Soñó esa noche, aquella en la que las ventanas de la habitación ardían, con una casa que tenía una veleta majestuosa coronada por un gallo. Trataba Yukio de hacerse con hebras de viento pero este se deslizaba entre sus dedos como el agua helada del arroyo que corría cerca de su casa. Y despertó sudoroso con las sábanas hechas un ovillo a sus pies. Bebió con fruición del vaso de agua que dejara antes de dormirse en el suelo al lado del futón, calmando una sed de años en sus labios resecos. En la ventana apenas aparecían las sombras de la vegetación y le pareció ver un gato saltando de un tejado a otro. Volvió a tumbarse, cerró los ojos y pronto volvió a quedarse dormido, retomando el sueño por donde lo había dejado. Yukio trataba de ver la dirección de la veleta, pero esta giraba a gran velocidad y parecía que el gallo trataba de hablarle. No sigas al viento, pareció escuchar, deja que el viento sea el que te lleve. Y quiso sentirse como una hoja que se desprende de un árbol, pero un nombre de mujer lo angustiaba profundamente y por eso sólo pensaba en acabar con todo y colgar para siempre de ese árbol. A lo lejos el gallo indicaba el norte y Yukio se despertó señalando con su mano en el aire. Las sombras del sueño aún correteaban persiguiéndose por las paredes de la habitación y el muchacho miró el reloj, cogió un papel y, con trazos de tinta seguros y hermosos, comenzó a escribir su sueño.

Ocho semanas

Sonaba la música de las copas de los árboles que le daban la bienvenida a la casa del bosque. En el cielo púrpura de la tarde las nubes se estiraban anunciando el descenso de las temperaturas de las primeras noches de agosto. Las maderas del porche crujieron quejumbrosas bajo el peso de su cuerpo, dejó las maletas frente a la puerta y buscó las llaves en el bolso. En alguna parte una contraventana daba pequeños golpes contra la casa, unos pájaros pasaron en bandada en dirección al lago, la naturaleza se lo quería comer todo pesadamente, con paciencia milenaria. La casa cedía espacio a la vegetación más cercana, la que rozaba los cristales de las ventanas cuando uno entraba dentro.

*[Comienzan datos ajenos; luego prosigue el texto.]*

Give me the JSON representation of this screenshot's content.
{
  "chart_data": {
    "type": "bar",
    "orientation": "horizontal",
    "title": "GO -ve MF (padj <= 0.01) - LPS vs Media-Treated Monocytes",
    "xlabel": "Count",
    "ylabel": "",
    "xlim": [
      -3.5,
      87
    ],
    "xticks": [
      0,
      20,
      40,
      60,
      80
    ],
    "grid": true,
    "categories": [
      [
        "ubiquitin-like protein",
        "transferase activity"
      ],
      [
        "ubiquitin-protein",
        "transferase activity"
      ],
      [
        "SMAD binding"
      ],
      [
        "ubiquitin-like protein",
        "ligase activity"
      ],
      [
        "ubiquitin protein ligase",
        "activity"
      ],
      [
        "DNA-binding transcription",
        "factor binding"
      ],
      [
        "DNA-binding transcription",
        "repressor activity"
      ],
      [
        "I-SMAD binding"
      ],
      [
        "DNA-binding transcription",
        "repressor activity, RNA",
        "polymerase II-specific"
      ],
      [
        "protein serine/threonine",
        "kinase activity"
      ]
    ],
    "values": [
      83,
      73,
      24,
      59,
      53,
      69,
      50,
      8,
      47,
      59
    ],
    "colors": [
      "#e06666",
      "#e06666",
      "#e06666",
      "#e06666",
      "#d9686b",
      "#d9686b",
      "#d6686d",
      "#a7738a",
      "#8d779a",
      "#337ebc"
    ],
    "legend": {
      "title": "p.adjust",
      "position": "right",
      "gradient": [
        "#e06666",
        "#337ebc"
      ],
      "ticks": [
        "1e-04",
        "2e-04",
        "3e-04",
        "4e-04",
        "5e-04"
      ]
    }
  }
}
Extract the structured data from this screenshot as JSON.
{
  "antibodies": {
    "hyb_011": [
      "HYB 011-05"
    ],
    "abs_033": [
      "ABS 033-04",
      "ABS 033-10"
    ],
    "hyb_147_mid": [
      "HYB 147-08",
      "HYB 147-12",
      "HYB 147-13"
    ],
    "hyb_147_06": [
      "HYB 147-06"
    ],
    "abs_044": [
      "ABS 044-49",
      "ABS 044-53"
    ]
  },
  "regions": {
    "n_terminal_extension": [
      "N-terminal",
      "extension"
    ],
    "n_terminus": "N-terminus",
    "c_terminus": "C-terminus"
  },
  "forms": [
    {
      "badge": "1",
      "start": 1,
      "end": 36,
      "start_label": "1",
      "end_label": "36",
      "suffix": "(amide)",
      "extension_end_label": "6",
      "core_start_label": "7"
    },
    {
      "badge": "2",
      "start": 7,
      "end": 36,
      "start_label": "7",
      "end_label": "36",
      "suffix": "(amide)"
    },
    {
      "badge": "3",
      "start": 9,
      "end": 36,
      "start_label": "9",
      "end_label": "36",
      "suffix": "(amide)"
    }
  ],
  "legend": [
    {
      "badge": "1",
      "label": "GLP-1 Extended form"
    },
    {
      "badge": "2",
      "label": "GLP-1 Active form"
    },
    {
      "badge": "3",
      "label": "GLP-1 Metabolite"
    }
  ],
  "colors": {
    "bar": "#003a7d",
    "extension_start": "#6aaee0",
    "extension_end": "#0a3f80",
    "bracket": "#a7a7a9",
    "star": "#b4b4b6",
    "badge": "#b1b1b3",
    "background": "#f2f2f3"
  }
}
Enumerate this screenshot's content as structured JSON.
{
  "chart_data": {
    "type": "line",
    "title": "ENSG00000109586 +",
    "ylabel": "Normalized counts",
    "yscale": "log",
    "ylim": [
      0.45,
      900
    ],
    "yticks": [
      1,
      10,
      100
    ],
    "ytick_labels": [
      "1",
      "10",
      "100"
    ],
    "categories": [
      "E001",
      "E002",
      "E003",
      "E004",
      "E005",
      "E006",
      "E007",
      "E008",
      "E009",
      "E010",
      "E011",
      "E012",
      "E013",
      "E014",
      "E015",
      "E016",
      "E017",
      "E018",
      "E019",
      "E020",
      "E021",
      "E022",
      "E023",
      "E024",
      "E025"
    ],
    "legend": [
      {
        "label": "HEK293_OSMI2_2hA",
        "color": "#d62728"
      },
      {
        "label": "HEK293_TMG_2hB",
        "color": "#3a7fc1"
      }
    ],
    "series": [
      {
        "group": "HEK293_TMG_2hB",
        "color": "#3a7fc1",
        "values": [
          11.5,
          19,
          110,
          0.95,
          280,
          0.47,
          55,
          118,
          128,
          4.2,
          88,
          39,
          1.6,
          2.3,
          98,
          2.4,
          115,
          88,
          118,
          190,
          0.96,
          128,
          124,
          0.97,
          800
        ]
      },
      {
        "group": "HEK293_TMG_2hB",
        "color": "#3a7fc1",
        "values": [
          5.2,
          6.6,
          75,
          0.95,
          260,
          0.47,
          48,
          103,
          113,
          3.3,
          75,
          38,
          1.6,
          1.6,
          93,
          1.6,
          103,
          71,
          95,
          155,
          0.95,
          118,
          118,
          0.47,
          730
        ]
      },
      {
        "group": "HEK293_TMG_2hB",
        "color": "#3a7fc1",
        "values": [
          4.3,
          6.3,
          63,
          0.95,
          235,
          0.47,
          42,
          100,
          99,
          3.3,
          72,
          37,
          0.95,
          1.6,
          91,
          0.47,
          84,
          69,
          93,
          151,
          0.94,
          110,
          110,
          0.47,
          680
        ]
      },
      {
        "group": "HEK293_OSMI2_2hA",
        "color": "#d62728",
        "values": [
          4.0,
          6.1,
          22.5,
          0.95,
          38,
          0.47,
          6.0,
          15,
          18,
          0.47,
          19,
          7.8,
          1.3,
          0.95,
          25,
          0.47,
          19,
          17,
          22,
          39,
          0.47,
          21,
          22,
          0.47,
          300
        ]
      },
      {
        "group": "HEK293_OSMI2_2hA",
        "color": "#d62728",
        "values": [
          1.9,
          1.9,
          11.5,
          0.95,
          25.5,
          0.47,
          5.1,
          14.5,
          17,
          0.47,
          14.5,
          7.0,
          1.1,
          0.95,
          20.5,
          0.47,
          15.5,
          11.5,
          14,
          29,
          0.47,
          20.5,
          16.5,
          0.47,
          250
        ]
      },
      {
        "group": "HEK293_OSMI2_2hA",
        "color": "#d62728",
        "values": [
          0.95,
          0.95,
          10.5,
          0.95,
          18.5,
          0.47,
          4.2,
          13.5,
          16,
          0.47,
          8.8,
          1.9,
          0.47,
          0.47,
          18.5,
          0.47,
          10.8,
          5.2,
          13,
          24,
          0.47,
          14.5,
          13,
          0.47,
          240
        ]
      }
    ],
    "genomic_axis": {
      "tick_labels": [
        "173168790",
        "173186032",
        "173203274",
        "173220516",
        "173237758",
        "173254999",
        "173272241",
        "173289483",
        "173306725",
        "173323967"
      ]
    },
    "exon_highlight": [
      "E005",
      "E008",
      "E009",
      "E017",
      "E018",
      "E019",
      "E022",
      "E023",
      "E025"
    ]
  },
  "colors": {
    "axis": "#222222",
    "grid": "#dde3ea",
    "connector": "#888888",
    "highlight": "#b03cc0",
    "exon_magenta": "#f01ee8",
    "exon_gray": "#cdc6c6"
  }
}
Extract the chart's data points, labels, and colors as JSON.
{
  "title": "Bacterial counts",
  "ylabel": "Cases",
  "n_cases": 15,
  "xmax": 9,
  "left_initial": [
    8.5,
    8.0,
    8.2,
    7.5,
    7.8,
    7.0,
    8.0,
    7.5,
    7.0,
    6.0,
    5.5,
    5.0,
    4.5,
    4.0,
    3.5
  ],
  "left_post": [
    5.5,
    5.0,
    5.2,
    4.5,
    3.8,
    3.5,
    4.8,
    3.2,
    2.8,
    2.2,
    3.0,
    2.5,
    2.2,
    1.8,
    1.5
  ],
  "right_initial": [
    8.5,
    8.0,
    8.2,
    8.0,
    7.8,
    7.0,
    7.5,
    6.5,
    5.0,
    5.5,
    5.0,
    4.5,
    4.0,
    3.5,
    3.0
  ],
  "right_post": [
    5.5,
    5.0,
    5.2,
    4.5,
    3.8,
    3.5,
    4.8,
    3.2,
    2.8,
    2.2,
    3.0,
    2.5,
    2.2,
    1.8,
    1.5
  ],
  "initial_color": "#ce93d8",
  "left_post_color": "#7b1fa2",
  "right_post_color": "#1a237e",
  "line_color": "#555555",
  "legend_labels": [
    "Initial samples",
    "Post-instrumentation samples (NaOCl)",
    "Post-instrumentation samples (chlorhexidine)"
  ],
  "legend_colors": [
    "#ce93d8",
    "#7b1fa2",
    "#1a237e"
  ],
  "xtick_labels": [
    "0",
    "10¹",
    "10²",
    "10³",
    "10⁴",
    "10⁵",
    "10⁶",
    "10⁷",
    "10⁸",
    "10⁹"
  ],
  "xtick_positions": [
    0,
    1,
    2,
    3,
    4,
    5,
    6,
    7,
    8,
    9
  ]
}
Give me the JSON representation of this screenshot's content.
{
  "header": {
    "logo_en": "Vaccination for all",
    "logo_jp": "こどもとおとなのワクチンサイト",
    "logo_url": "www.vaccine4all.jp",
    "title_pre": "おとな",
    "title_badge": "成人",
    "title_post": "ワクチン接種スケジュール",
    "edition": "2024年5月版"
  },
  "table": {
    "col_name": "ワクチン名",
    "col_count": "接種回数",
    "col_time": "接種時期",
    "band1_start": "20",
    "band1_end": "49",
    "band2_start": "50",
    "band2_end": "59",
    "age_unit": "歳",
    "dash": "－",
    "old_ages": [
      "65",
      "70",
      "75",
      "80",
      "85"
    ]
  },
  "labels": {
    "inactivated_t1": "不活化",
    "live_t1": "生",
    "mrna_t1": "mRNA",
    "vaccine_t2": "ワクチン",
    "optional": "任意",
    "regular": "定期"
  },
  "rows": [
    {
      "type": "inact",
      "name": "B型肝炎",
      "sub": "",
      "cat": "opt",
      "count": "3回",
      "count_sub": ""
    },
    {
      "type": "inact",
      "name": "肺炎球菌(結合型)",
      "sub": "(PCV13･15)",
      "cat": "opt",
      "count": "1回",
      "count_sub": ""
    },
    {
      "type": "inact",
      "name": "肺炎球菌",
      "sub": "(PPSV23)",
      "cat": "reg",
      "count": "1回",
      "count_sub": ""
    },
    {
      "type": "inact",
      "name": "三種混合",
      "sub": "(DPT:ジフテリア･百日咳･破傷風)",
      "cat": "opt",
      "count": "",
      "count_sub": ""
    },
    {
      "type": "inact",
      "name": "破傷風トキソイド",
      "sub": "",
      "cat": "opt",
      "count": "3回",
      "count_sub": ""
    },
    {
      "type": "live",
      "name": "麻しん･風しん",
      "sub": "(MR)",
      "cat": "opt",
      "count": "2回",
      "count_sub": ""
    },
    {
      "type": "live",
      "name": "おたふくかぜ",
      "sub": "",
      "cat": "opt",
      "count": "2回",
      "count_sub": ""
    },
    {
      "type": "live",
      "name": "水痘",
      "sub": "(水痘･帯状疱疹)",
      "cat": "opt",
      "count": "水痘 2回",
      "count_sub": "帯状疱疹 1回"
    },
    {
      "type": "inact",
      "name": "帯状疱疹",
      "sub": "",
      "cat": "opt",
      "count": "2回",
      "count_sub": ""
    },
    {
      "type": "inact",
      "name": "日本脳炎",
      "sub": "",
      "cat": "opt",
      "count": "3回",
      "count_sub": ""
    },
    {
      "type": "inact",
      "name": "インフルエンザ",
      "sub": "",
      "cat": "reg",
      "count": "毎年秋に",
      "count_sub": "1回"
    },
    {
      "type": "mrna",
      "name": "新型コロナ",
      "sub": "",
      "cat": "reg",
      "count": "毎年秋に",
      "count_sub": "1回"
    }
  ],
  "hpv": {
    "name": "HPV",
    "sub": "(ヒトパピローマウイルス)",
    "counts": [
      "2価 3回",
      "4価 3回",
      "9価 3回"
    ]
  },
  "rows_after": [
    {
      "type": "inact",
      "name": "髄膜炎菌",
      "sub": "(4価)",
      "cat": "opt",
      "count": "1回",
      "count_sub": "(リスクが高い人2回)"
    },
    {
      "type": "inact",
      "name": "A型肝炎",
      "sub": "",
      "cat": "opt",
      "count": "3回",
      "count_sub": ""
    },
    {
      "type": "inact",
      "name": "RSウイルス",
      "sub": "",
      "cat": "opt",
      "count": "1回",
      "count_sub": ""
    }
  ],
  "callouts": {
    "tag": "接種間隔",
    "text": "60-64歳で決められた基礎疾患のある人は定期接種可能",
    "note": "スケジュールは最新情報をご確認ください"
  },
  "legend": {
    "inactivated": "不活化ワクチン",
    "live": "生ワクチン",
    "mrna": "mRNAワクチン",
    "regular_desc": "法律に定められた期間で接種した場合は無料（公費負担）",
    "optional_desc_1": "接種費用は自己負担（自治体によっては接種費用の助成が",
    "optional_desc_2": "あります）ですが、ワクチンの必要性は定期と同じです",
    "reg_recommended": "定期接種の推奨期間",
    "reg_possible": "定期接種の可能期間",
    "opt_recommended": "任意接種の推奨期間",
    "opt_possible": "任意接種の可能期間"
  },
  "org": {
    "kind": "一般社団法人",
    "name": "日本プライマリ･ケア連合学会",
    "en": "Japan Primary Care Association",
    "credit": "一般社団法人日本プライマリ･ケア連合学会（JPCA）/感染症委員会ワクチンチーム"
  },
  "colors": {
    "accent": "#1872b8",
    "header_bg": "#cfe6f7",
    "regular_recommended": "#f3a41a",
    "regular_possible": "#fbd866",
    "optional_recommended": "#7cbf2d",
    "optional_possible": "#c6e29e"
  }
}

Giró la llave en la cerradura y, entre lamentos, la puerta se abrió y se extendió ante ella la estancia principal de la casa. Una mecedora esperaba cubierta de polvo en un rincón, muebles tapados con sábanas, adornos cubiertos de olvido, juguetes esperando a unos niños que ya se hicieron adultos. Junto a la ventana, la vieja máquina de escribir, la joya de la herencia de su abuelo escritor. Era, sin duda, el objeto más mágico del conjunto y aquel al que primero prestaba atención siempre que volvía. Dejó las maletas en la puerta y se dirigió a ella. La desnudó de su funda y puso papel y cinta nuevas, acariciándola con las yemas de los dedos. Siempre le podía la impaciencia y decidía escribir algunas hojas antes de instalarse. La máquina primero se quejaba y luego accedía suavemente a los golpes sobre la página. Ese verano había decidido escribir sobre ella misma, al fin y al cabo era el primero que pasaría en soledad en la casa del lago. Tenía un par de meses para darle a Justin algo que publicar. Ocho semanas para encontrar algo que la apartara de sus propias lágrimas. Mientras, fuera se comenzaban a oír los primeros sonidos de la noche, aquellos que en la ciudad solían traer a los fantasmas.